Cybersecurity professionals have long been told that visibility is the foundation of protection. If you know which vulnerabilities are being exploited, you know where to focus. Budgets, dashboards, compliance audits, and patching strategies are built around this idea. However, the assumption only holds true if the source of “visibility” accurately reflects reality. Today, it no longer does.
Modern software stacks are inextricably linked to open source. According to the 2025 Open Source Security and Risk Analysis report, 97% of applications include open source components, accounting for roughly 70% of the average codebase and more than 900 components per application. In practice, that means most organizations are dependent on code they did not write, cannot directly control, and may never fully inventory.
As the dependency chain grows, exposure scales with it. Every new library, framework, or imported module offers its own potential attack path, and all attackers need is one.
Why a Catalog of “Known Exploited Vulnerabilities” Can’t Keep Enterprises Safe Anymore
When the U.S. Cybersecurity and Infrastructure Security Agency (CISA) launched the Known Exploited Vulnerabilities (KEV) list in 2021, it addressed an urgent need: distinguishing between theoretical CVEs and those confirmed to be exploited in the wild. The emergence of KEV allowed security teams to prioritize what was actually dangerous rather than what was merely possible.
In that era, KEV represented progress. In today’s era, it represents latency.
Miggo Security’s recent research reveals a reality the industry has been reluctant to confront: KEV represents a minority of genuine exploit risk. After analyzing more than 24,000 open source vulnerabilities from the GitHub Security Advisory (GHSA) database, Miggo’s research team identified 572 vulnerabilities with at least one GitHub-hosted exploit repository.
Only 69 of those 572 exploits appear in KEV.
The miss isn’t selective; it’s structural. Among the verified exploit set:
- 407 weaponized or fully functional exploits were identified
- 165 were proof-of-concept exploits
KEV recorded only 68 of the 407 functional exploits, and just 1 of the 165 proof-of-concept exploits. This isn’t a rounding error. It is evidence that organizations relying heavily on KEV are blind to most of the weaponized exploits that already exist in public repositories.
Exploitation Has Outgrown Verification
Miggo defines the discrepancy as the KEV Gap, the distance between what is actively exploitable and what the KEV catalog recognizes. That distance increasingly widens due to a converging set of pressures, which Miggo identifies as the Four Vs of modern exploitation: Volume, Variants, Velocity, and Visibility.
The most destabilizing of the four is velocity. Exploitation used to unfold over months. Then weeks. According to Miggo, AI-assisted threat actors can weaponize vulnerabilities within minutes of their disclosure. The speed of exploitation has surpassed the speed of verification, and KEV is fundamentally a verification-based system.
KEV can only include vulnerabilities that have been confirmed to be actively exploited.

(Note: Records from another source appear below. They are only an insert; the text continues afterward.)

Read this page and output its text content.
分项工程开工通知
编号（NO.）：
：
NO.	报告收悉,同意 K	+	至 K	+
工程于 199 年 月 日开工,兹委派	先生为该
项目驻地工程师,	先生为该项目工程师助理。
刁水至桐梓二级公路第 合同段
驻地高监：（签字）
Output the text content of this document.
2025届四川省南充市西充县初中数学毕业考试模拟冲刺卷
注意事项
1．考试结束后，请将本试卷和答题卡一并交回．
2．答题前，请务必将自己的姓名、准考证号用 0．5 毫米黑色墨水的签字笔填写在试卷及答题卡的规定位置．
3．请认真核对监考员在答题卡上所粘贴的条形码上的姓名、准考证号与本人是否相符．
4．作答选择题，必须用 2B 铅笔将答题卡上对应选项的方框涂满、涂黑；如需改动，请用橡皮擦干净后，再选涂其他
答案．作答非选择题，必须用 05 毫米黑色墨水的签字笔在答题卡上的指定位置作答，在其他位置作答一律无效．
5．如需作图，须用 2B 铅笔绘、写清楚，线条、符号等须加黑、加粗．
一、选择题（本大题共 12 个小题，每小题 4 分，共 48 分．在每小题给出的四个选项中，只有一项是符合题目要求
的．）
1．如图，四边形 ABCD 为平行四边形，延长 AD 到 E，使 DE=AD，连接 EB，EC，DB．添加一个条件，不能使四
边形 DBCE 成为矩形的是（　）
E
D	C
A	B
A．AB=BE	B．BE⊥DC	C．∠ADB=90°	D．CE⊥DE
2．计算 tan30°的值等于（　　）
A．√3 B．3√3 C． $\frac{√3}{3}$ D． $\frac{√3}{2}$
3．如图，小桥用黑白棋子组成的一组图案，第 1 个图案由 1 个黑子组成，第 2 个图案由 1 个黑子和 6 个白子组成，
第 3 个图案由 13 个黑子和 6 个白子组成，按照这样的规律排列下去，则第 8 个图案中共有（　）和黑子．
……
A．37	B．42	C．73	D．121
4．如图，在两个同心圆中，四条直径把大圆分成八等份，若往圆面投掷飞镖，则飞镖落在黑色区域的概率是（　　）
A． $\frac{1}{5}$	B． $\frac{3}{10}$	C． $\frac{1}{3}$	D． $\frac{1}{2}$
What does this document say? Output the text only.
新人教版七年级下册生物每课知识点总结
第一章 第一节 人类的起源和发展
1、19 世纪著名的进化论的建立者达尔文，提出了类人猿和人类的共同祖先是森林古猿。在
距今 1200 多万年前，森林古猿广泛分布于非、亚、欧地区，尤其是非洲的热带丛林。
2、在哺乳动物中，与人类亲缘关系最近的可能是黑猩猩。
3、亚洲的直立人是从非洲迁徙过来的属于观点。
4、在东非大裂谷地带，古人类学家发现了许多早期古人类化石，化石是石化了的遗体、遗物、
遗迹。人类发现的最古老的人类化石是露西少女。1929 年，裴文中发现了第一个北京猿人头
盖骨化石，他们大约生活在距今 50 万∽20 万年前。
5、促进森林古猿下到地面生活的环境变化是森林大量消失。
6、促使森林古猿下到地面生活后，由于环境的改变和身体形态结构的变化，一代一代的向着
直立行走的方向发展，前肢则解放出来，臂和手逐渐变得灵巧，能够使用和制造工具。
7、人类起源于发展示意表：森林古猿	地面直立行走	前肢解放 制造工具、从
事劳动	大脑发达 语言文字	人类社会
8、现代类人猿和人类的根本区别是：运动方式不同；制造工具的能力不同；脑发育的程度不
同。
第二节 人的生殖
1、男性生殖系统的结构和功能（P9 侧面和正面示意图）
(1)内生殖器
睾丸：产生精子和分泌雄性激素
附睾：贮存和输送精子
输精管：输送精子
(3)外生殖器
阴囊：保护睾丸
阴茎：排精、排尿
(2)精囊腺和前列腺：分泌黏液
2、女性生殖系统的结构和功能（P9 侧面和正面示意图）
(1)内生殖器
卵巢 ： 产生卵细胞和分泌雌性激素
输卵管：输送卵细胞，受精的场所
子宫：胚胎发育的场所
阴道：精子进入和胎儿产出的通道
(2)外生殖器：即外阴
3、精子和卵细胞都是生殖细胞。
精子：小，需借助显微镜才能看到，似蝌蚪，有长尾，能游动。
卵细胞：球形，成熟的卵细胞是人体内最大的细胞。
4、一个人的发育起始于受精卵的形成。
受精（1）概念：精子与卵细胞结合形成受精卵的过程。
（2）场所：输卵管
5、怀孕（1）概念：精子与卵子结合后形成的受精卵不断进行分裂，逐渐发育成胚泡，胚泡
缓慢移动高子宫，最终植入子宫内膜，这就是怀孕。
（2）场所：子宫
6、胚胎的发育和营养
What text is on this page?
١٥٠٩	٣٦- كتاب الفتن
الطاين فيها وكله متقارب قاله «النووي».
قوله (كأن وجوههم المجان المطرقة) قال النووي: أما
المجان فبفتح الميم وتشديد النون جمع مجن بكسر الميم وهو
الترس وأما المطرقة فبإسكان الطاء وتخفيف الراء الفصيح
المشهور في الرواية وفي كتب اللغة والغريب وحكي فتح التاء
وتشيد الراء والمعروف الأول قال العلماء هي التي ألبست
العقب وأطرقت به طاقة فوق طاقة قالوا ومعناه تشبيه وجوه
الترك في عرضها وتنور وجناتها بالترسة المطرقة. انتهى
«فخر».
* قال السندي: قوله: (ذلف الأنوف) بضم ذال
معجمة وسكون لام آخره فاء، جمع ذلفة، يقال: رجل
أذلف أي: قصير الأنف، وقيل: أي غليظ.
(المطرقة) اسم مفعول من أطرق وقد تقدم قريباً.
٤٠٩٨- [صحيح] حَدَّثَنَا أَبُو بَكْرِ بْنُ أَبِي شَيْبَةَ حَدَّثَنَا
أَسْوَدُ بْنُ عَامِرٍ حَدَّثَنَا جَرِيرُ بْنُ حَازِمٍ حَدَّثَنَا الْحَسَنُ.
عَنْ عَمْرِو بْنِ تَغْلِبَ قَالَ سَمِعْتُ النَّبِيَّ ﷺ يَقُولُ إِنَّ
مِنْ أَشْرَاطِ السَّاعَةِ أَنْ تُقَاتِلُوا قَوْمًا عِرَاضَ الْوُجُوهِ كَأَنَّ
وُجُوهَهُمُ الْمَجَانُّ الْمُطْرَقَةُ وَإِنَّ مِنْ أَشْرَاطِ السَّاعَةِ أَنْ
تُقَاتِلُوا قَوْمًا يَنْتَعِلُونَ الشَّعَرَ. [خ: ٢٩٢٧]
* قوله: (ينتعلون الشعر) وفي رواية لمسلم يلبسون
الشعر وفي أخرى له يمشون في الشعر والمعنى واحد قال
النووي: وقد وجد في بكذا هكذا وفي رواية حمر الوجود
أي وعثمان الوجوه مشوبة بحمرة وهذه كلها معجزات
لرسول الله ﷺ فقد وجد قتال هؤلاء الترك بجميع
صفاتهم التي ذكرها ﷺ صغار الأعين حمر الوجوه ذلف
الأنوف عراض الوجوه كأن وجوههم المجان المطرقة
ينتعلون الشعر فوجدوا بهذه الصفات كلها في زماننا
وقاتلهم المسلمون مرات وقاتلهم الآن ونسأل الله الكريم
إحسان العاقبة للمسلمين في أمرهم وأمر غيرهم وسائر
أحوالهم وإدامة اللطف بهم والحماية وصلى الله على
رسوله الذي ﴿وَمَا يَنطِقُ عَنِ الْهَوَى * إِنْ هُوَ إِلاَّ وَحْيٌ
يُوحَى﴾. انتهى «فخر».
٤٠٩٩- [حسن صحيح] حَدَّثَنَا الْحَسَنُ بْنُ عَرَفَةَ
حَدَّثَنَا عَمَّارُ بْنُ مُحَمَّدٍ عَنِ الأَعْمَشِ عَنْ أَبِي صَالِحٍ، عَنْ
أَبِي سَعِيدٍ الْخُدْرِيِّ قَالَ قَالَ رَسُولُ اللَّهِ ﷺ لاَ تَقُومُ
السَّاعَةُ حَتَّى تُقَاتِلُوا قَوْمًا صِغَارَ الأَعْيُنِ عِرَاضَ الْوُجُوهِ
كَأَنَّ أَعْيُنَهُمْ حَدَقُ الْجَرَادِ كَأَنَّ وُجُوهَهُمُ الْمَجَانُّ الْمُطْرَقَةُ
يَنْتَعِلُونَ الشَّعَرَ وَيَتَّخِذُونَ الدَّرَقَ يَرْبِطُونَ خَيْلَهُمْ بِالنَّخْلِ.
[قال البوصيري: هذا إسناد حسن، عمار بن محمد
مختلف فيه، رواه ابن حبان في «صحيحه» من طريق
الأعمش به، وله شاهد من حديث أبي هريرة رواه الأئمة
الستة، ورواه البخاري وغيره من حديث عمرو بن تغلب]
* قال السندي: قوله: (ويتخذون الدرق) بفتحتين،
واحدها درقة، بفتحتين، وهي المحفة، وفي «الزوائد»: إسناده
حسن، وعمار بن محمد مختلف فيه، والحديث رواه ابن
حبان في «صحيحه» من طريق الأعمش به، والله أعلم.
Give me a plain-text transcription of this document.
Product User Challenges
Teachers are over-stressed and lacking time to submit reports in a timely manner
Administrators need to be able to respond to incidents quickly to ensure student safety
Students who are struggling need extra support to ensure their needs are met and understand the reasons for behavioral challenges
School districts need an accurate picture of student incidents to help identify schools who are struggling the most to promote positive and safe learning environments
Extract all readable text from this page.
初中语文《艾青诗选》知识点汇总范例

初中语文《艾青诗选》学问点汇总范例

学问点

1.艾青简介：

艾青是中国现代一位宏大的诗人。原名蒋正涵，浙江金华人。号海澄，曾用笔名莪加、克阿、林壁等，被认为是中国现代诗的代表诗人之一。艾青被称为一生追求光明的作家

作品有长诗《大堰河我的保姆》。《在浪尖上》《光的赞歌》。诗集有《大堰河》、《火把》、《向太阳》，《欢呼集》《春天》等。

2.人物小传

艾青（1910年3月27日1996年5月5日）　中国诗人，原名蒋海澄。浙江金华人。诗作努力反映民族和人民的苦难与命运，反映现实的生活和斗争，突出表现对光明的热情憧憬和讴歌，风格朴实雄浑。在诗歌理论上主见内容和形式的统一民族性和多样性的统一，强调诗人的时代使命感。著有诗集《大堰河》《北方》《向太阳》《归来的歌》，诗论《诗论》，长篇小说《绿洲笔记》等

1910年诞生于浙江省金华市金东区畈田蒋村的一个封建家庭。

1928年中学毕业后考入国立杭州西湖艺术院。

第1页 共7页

But attackers aren’t waiting for confirmation to strike. They simply use the publicly published exploit code, and there is no requirement for a breach to be reported or validated before the attack is executed.
This forces a question the industry has avoided for years: If exploitation is fully automated and confirmation is not, how can a confirmation-based defense model survive?
Defense Shifts From Classification to Prevention Inside the Runtime
Miggo’s answer is not to fix KEV but to replace the role KEV has been filling. The company proposes a proactive runtime defense model, technology that operates inside live applications to determine whether a vulnerability is exploitable in that specific environment and automatically deploys AI-generated virtual patching to block the attack path.
In this model, mitigation doesn’t depend on:
- a CVE being published
- KEV listing it
- a patch being issued
- incident confirmation
Instead, runtime security uses application behavior, data flow, and execution paths to stop exploits the moment they occur, whether documented or not.
Miggo states that this reduces time-to-mitigation from weeks or months to seconds, buying engineering teams breathing room to apply permanent patches rather than firefight production attacks.
The New Boundary of Cybersecurity Is Where Code Runs
Miggo isn’t arguing that KEV should disappear; it argues that KEV can no longer anchor risk strategy. KEV was built for a world where exploitation was manual. Exploitation is not manual anymore.
The calculus has changed. Organizations are flooded with vulnerabilities. Attackers exploit at machine speed. AI models are embedded directly in software systems. Static lists were never designed for this environment.
Miggo’s research points to an uncomfortable but necessary evolution: cyber defense must move from identifying vulnerable code to interrupting exploitable behavior inside the runtime itself. Software is now dynamic, and risk is, too. It follows that protection must also be dynamic.